Bonaparte laissait dire, laissait hurler. Mme de Staël elle-même a dit de lui : « Cet homme si impatient au fond de lui-même a le talent de rester immobile quand il le faut[1]. » Il ne bougeait pas. Sans doute, à l’approcher de près, il était facile de surprendre une contraction de son visage, un pli de colère sur son front, un frémissement de rage contre les hommes qui s’essayaient à contrarier son despotisme en marche, en même temps qu’ils retardaient la réfection de la France.

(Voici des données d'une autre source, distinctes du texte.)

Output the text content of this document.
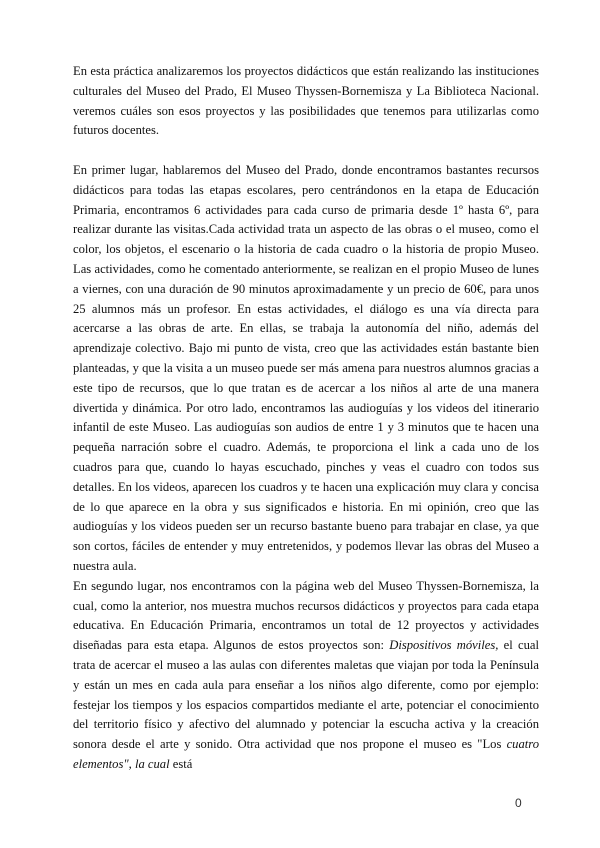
En esta práctica analizaremos los proyectos didácticos que están realizando las instituciones culturales del Museo del Prado, El Museo Thyssen-Bornemisza y La Biblioteca Nacional. veremos cuáles son esos proyectos y las posibilidades que tenemos para utilizarlas como futuros docentes.

En primer lugar, hablaremos del Museo del Prado, donde encontramos bastantes recursos didácticos para todas las etapas escolares, pero centrándonos en la etapa de Educación Primaria, encontramos 6 actividades para cada curso de primaria desde 1º hasta 6º, para realizar durante las visitas.Cada actividad trata un aspecto de las obras o el museo, como el color, los objetos, el escenario o la historia de cada cuadro o la historia de propio Museo. Las actividades, como he comentado anteriormente, se realizan en el propio Museo de lunes a viernes, con una duración de 90 minutos aproximadamente y un precio de 60€, para unos 25 alumnos más un profesor. En estas actividades, el diálogo es una vía directa para acercarse a las obras de arte. En ellas, se trabaja la autonomía del niño, además del aprendizaje colectivo. Bajo mi punto de vista, creo que las actividades están bastante bien planteadas, y que la visita a un museo puede ser más amena para nuestros alumnos gracias a este tipo de recursos, que lo que tratan es de acercar a los niños al arte de una manera divertida y dinámica. Por otro lado, encontramos las audioguías y los videos del itinerario infantil de este Museo. Las audioguías son audios de entre 1 y 3 minutos que te hacen una pequeña narración sobre el cuadro. Además, te proporciona el link a cada uno de los cuadros para que, cuando lo hayas escuchado, pinches y veas el cuadro con todos sus detalles. En los videos, aparecen los cuadros y te hacen una explicación muy clara y concisa de lo que aparece en la obra y sus significados e historia. En mi opinión, creo que las audioguías y los videos pueden ser un recurso bastante bueno para trabajar en clase, ya que son cortos, fáciles de entender y muy entretenidos, y podemos llevar las obras del Museo a nuestra aula.

En segundo lugar, nos encontramos con la página web del Museo Thyssen-Bornemisza, la cual, como la anterior, nos muestra muchos recursos didácticos y proyectos para cada etapa educativa. En Educación Primaria, encontramos un total de 12 proyectos y actividades diseñadas para esta etapa. Algunos de estos proyectos son: Dispositivos móviles, el cual trata de acercar el museo a las aulas con diferentes maletas que viajan por toda la Península y están un mes en cada aula para enseñar a los niños algo diferente, como por ejemplo: festejar los tiempos y los espacios compartidos mediante el arte, potenciar el conocimiento del territorio físico y afectivo del alumnado y potenciar la escucha activa y la creación sonora desde el arte y sonido. Otra actividad que nos propone el museo es "Los cuatro elementos", la cual está

0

Cependant, il se contient encore, sait rester maître de soi, ne se permet aucun éclat public ; les coups qu’il porte demeurent tout intimes, prudemment calculés, et il frappe en sourdine.

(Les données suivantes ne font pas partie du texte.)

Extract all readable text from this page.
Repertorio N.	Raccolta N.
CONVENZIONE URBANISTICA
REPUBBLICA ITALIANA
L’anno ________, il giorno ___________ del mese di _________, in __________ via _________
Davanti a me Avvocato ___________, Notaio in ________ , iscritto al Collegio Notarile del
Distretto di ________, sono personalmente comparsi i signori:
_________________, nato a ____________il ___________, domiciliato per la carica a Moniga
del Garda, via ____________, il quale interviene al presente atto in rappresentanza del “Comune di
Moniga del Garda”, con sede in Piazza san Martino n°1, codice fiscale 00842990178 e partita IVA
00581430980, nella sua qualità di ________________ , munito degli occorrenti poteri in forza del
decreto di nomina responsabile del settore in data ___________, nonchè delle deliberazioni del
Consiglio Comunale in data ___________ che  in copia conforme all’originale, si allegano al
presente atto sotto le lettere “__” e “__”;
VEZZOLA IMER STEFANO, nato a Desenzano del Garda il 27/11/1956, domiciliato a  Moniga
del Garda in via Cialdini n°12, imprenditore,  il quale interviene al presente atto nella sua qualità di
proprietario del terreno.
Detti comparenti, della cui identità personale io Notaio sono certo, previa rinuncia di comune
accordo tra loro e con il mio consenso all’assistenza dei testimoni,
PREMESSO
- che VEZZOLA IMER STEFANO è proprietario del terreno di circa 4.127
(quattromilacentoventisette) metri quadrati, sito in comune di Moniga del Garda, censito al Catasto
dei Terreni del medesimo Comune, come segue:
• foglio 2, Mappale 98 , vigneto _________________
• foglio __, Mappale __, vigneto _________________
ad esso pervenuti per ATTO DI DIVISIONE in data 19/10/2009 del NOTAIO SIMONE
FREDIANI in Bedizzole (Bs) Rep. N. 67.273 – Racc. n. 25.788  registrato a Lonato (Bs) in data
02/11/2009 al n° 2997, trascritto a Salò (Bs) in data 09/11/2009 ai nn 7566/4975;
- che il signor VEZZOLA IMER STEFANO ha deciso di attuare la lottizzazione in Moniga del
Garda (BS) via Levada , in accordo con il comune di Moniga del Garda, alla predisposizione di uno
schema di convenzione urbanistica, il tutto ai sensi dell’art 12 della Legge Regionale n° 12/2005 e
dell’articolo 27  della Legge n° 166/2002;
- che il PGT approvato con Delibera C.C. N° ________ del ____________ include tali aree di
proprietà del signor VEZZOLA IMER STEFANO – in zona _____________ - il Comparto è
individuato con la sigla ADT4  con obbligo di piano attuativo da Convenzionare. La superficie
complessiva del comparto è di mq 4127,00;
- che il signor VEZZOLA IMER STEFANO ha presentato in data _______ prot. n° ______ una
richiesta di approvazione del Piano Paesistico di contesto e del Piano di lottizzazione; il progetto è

Contre Mme de Staël, on parlait de mesures extrêmes ; étrangère, elle dépendait du gouvernement, qui pouvait par simple arrêté l’expulser de France, et la malheureuse femme tremblait, car elle ne voyait en dehors de Paris qu’endroit de bannissement et de langueur, « plus que le tombeau[2]. » Mais Bonaparte n’en est pas encore là ; tout au plus fait-il donner avis à Mme de Staël de se retirer pour quelques jours dans sa maison de Saint-Ouen, aux portes de Paris, et va-t-il jusqu’à la déporter dans la banlieue. Il sait d’ailleurs le moyen, où qu’elle soit, de la tenir en lieu de pénitence et d’exil. Pour prolonger le vide qui s’est fait autour d’elle, il n’a qu’un mot à dire : il le dit, et, à l’exception

  1. Dix ans d’exil, p. 15.
  2. Parûtes citées dans une réponse de Necker à sa fille, 28 janvier 1800. Archives de Coppet.